25 April 2012 17:21 [Source: ICIS news]
HOUSTON (ICIS)--Market players can expect more of the same with May US methanol contracts, with most sources on Wednesday predicting a rollover in monthly postings.
A rollover in May would repeat monthly postings of 133-134 cents/gal during February, March and April by Methanex and Southern Chemical. The two companies historically have set the monthly contract range.
Sources said that Southern Chemical has notified customers that a rollover is coming, though it could not be confirmed.
“I think it’s going to roll,” a buyer said. “And if it doesn’t, I’m going to have to do a lot of soul-searching.”

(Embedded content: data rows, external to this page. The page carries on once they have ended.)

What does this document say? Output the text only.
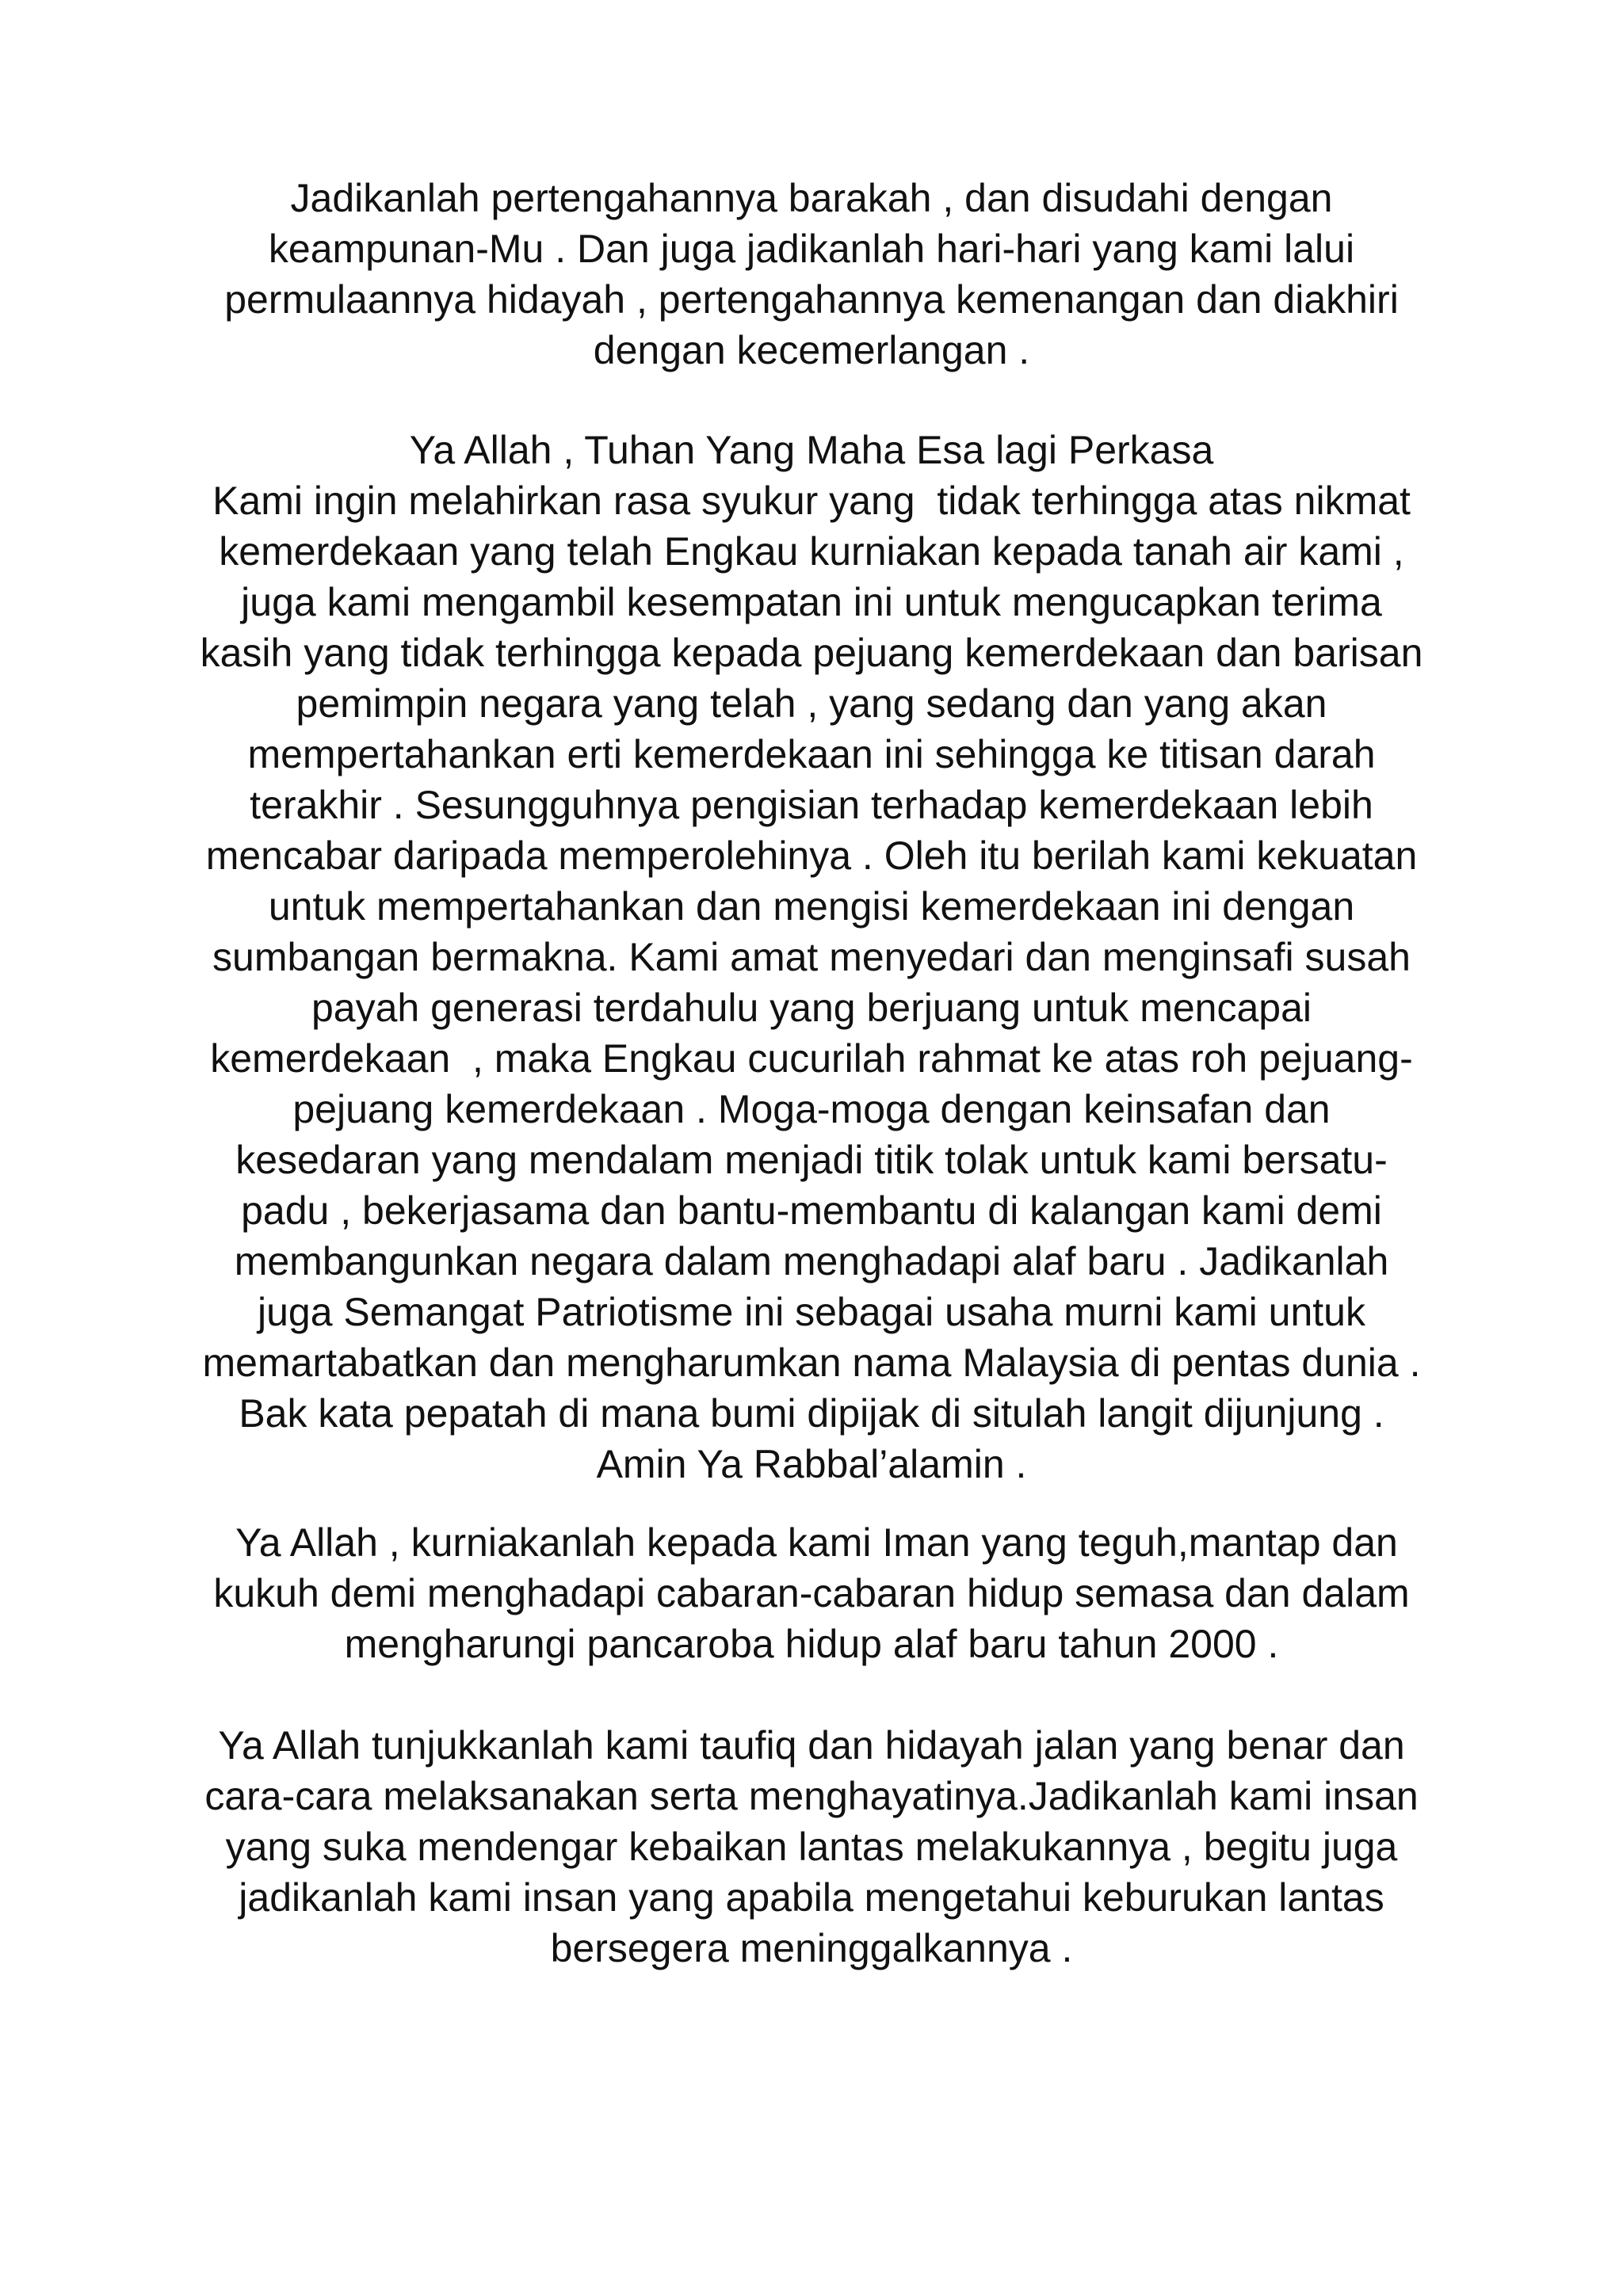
Jadikanlah pertengahannya barakah , dan disudahi dengan
keampunan-Mu . Dan juga jadikanlah hari-hari yang kami lalui
permulaannya hidayah , pertengahannya kemenangan dan diakhiri
dengan kecemerlangan .
Ya Allah , Tuhan Yang Maha Esa lagi Perkasa
Kami ingin melahirkan rasa syukur yang  tidak terhingga atas nikmat
kemerdekaan yang telah Engkau kurniakan kepada tanah air kami ,
juga kami mengambil kesempatan ini untuk mengucapkan terima
kasih yang tidak terhingga kepada pejuang kemerdekaan dan barisan
pemimpin negara yang telah , yang sedang dan yang akan
mempertahankan erti kemerdekaan ini sehingga ke titisan darah
terakhir . Sesungguhnya pengisian terhadap kemerdekaan lebih
mencabar daripada memperolehinya . Oleh itu berilah kami kekuatan
untuk mempertahankan dan mengisi kemerdekaan ini dengan
sumbangan bermakna. Kami amat menyedari dan menginsafi susah
payah generasi terdahulu yang berjuang untuk mencapai
kemerdekaan  , maka Engkau cucurilah rahmat ke atas roh pejuang-
pejuang kemerdekaan . Moga-moga dengan keinsafan dan
kesedaran yang mendalam menjadi titik tolak untuk kami bersatu-
padu , bekerjasama dan bantu-membantu di kalangan kami demi
membangunkan negara dalam menghadapi alaf baru . Jadikanlah
juga Semangat Patriotisme ini sebagai usaha murni kami untuk
memartabatkan dan mengharumkan nama Malaysia di pentas dunia .
Bak kata pepatah di mana bumi dipijak di situlah langit dijunjung .
Amin Ya Rabbal’alamin .
Ya Allah , kurniakanlah kepada kami Iman yang teguh,mantap dan
kukuh demi menghadapi cabaran-cabaran hidup semasa dan dalam
mengharungi pancaroba hidup alaf baru tahun 2000 .
Ya Allah tunjukkanlah kami taufiq dan hidayah jalan yang benar dan
cara-cara melaksanakan serta menghayatinya.Jadikanlah kami insan
yang suka mendengar kebaikan lantas melakukannya , begitu juga
jadikanlah kami insan yang apabila mengetahui keburukan lantas
bersegera meninggalkannya .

However, methanol spot prices have turned up this month, breaking through 115 cents/gal about two weeks ago and hitting 120 cents/gal on Wednesday. Until mid-April, spot prices seemed to be locked in a range of 112-115 cents/gal.

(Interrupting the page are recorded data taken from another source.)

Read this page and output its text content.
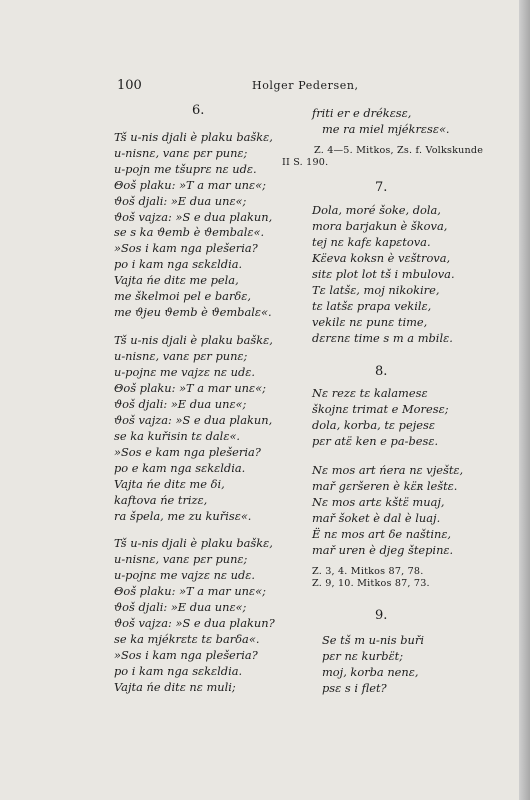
100	Holger Pedersen,
6.
Tš u-nis djali è plaku baškɛ,
u-nisnɛ, vanɛ pɛr punɛ;
u-pojn me tšuprɛ nɛ udɛ.
Θoš plaku: »T a mar unɛ«;
ϑoš djali: »E dua unɛ«;
ϑoš vajza: »S e dua plakun,
se s ka ϑemb è ϑembalɛ«.
»Sos i kam nga plešeria?
po i kam nga sɛkɛldia.
Vajta ńe ditɛ me pela,
me škelmoi pel e barδɛ,
me ϑjeu ϑemb è ϑembalɛ«.
Tš u-nis djali è plaku baškɛ,
u-nisnɛ, vanɛ pɛr punɛ;
u-pojnɛ me vajzɛ nɛ udɛ.
Θoš plaku: »T a mar unɛ«;
ϑoš djali: »E dua unɛ«;
ϑoš vajza: »S e dua plakun,
se ka kuřisin tɛ dalɛ«.
»Sos e kam nga plešeria?
po e kam nga sɛkɛldia.
Vajta ńe ditɛ me δi,
kaftova ńe trizɛ,
ra špela, me zu kuřisɛ«.
Tš u-nis djali è plaku baškɛ,
u-nisnɛ, vanɛ pɛr punɛ;
u-pojnɛ me vajzɛ nɛ udɛ.
Θoš plaku: »T a mar unɛ«;
ϑoš djali: »E dua unɛ«;
ϑoš vajza: »S e dua plakun?
se ka mjékrɛtɛ tɛ barδa«.
»Sos i kam nga plešeria?
po i kam nga sɛkɛldia.
Vajta ńe ditɛ nɛ muli;
friti er e drékɛsɛ,
me ra miel mjékrɛsɛ«.
Z. 4—5. Mitkos, Zs. f. Volkskunde
II S. 190.
7.
Dola, moré šoke, dola,
mora barjakun è škova,
tej nɛ kafɛ kapɛtova.
Kɛ̈eva koksn è vɛštrova,
sitɛ plot lot tš i mbulova.
Tɛ latšɛ, moj nikokire,
tɛ latšɛ prapa vekilɛ,
vekilɛ nɛ punɛ time,
dɛrɛnɛ time s m a mbilɛ.
8.
Nɛ rezɛ tɛ kalamesɛ
škojnɛ trimat e Moresɛ;
dola, korba, tɛ pejesɛ
pɛr atɛ̈ ken e pa-besɛ.
Nɛ mos art ńera nɛ vještɛ,
mař gɛršeren è kɛ̈ʀ leštɛ.
Nɛ mos artɛ kštɛ̈ muaj,
mař šoket è dal è luaj.
Ë nɛ mos art δe naštinɛ,
mař uren è djeg štepinɛ.
Z. 3, 4. Mitkos 87, 78.
Z. 9, 10. Mitkos 87, 73.
9.
Se tš m u-nis buři
pɛr nɛ kurbɛ̈t;
moj, korba nenɛ,
psɛ s i flet?
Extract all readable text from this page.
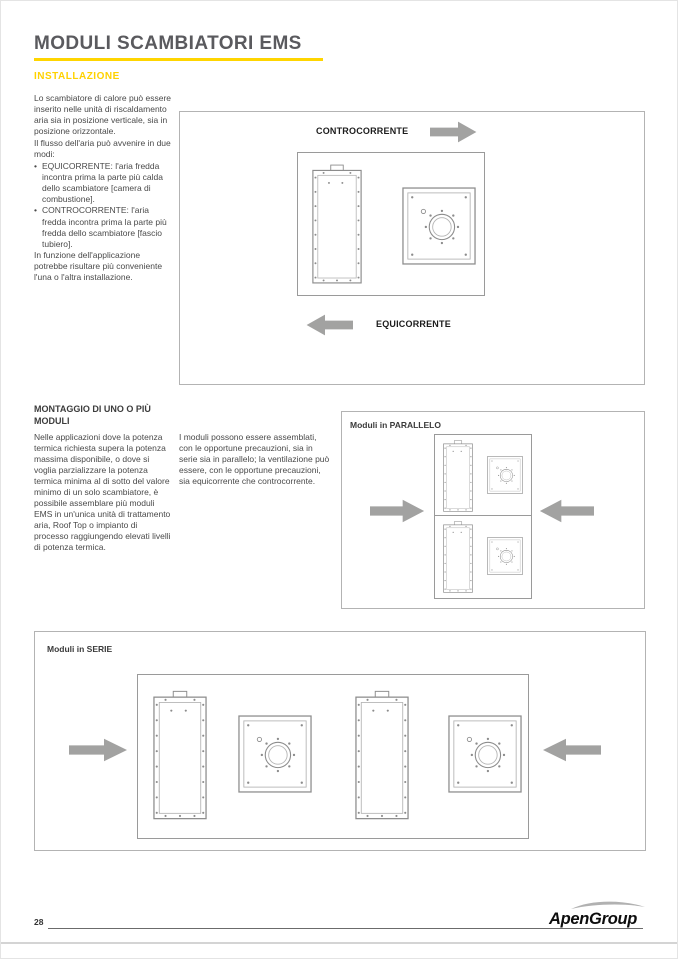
MODULI SCAMBIATORI EMS
INSTALLAZIONE

Lo scambiatore di calore può essere inserito nelle unità di riscaldamento aria sia in posizione verticale, sia in posizione orizzontale.

Il flusso dell'aria può avvenire in due modi:

• EQUICORRENTE: l'aria fredda incontra prima la parte più calda dello scambiatore [camera di combustione].
• CONTROCORRENTE: l'aria fredda incontra prima la parte più fredda dello scambiatore [fascio tubiero].

In funzione dell'applicazione potrebbe risultare più conveniente l'una o l'altra installazione.

CONTROCORRENTE
EQUICORRENTE
MONTAGGIO DI UNO O PIÙ MODULI
Nelle applicazioni dove la potenza termica richiesta supera la potenza massima disponibile, o dove si voglia parzializzare la potenza termica minima al di sotto del valore minimo di un solo scambiatore, è possibile assemblare più moduli EMS in un'unica unità di trattamento aria, Roof Top o impianto di processo raggiungendo elevati livelli di potenza termica.
I moduli possono essere assemblati, con le opportune precauzioni, sia in serie sia in parallelo; la ventilazione può essere, con le opportune precauzioni, sia equicorrente che controcorrente.
Moduli in PARALLELO
Moduli in SERIE
28	ApenGroup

The breakout has narrowed the gap between spot and contract to the smallest difference this year, with a 13.5 cent/gal spread between the two prices now.
US traders and methanol sources have been largely baffled by the spot move up, citing global market conditions. The most popular explanation concerns Western-led trade sanctions on Iran.
“Restrictions on Iran is what I am hearing is driving the spot up,” one source said.